Enfin, il ne faut pas oublier que, comme le rappelaient les députés Karine Berger et Dominique Lefebvre dans leur rapport d’avril 2013 sur l’épargne financière des ménages, « l’épargne réglementée bénéficie d’un traitement fiscal et social très favorable conforme à sa nature d’épargne populaire qui permet le financement de priorités d’intérêt général ».
En effet, les montants collectés au titre des livrets A et des LDD centralisés au fonds d’épargne géré par la Caisse des dépôts et consignations permettent de financer la politique en faveur du logement social ainsi que celle de la ville, mais peuvent aussi, ponctuellement, contribuer au financement d’autres politiques publiques, en matière d’infrastructures, de santé, etc.
Dans les prochaines années, le fonds d’épargne devrait continuer à accompagner ces politiques prioritaires, notamment pour atteindre l’objectif de construction de 150 000 logements sociaux par an. Néanmoins, des problèmes autres que celui de l’épargne se posent.

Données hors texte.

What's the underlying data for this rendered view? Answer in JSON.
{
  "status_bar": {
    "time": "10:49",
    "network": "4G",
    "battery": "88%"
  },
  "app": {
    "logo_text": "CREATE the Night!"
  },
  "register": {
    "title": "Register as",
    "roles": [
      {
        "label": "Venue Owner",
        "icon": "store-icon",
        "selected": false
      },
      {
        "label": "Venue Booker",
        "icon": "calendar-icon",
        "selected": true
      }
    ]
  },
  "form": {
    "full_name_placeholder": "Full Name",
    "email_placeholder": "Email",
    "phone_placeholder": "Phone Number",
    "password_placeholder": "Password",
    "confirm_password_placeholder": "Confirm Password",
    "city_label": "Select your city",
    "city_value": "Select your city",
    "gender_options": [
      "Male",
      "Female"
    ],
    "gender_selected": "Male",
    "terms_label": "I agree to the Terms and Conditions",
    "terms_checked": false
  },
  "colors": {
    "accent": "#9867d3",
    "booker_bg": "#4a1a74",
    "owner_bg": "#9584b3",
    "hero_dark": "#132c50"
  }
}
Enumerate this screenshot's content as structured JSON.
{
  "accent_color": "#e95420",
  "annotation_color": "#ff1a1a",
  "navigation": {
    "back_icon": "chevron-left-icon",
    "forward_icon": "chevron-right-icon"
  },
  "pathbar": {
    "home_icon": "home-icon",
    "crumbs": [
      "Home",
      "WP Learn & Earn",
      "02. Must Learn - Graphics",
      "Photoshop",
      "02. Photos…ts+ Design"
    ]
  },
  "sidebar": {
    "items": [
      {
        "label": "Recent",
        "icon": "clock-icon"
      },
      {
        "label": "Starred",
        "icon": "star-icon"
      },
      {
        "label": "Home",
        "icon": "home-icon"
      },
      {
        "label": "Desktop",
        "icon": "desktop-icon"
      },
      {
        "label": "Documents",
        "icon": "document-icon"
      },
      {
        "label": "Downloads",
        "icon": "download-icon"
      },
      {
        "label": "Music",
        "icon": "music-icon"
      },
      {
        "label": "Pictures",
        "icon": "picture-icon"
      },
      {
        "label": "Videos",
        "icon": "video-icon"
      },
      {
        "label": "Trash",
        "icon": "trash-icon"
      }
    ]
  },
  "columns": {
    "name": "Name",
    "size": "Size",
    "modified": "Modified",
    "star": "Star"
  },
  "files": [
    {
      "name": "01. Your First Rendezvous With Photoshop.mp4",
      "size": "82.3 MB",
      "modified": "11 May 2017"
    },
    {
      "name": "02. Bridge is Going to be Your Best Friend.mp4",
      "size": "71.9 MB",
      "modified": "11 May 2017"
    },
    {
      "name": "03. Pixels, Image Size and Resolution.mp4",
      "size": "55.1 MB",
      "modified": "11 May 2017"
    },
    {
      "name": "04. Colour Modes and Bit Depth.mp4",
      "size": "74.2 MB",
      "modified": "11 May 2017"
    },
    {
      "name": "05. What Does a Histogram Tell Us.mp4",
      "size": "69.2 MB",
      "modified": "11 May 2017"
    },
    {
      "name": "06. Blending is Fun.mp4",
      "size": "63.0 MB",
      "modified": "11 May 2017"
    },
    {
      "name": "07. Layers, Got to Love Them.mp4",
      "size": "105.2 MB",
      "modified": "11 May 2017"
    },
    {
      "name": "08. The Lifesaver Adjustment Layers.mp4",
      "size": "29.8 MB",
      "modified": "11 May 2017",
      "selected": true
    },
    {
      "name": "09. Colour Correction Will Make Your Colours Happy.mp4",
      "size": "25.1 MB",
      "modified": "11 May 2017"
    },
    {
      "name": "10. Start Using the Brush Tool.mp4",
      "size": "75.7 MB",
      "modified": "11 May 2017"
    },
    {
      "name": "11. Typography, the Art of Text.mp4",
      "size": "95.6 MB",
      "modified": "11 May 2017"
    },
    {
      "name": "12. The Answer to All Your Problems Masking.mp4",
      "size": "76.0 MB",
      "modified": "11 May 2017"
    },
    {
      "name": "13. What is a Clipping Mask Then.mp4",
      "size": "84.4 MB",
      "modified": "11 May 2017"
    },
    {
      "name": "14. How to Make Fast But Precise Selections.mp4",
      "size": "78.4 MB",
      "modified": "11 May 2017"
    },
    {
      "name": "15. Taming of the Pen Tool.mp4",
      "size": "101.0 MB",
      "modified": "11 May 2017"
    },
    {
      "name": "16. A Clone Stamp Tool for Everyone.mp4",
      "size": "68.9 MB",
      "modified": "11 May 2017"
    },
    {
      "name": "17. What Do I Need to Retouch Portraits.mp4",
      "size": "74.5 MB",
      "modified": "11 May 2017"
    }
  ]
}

Le véritable enjeu, pour l’épargne en France, n’est nullement celui du niveau d’épargne des ménages, d’ailleurs relativement élevé puisqu’il se situe autour de 15 % ; c’est surtout celui de son allocation.
Si une partie de l’épargne populaire contribue au financement des PME, notamment au travers des obligations qui incombent aux établissements financiers collecteurs du livret A et du LDD, l’épargne – et pas seulement l’épargne populaire – reste insuffisamment orientée vers le financement de l’économie.
Historiquement, la forte aversion au risque des ménages français, qui a été renforcée par la crise économique, les conduit, de manière tout à fait légitime, à se tourner vers les produits d’épargne les plus liquides et les moins risqués : livret A, LDD… Cela se traduit aussi par le placement de 85 % des encours d’assurance vie sur des contrats en euros ou sur les compartiments euros des contrats multisupports, dont le capital est garanti à tout moment.
De surcroît, la réglementation et la fiscalité de l’épargne incitaient peu, jusqu’à présent, à une prise de risque plus importante, qui permettrait d’orienter davantage l’épargne vers le financement de l’économie, notamment vers le développement des PME.
L’amélioration du financement de l’économie était aussi un des principaux objectifs de la réforme de l’épargne réglementée mise en œuvre en plusieurs étapes par le Gouvernement. Celle-ci s’est caractérisée, tout d’abord, par le doublement des plafonds du livret A et du LDD, puis par la baisse des taux des prêts du fonds d’épargne, et enfin par la mise à disposition des réseaux bancaires de 30 milliards d’euros provenant des ressources centralisées au fonds d’épargne, afin de leur permettre d’accroître les prêts aux PME.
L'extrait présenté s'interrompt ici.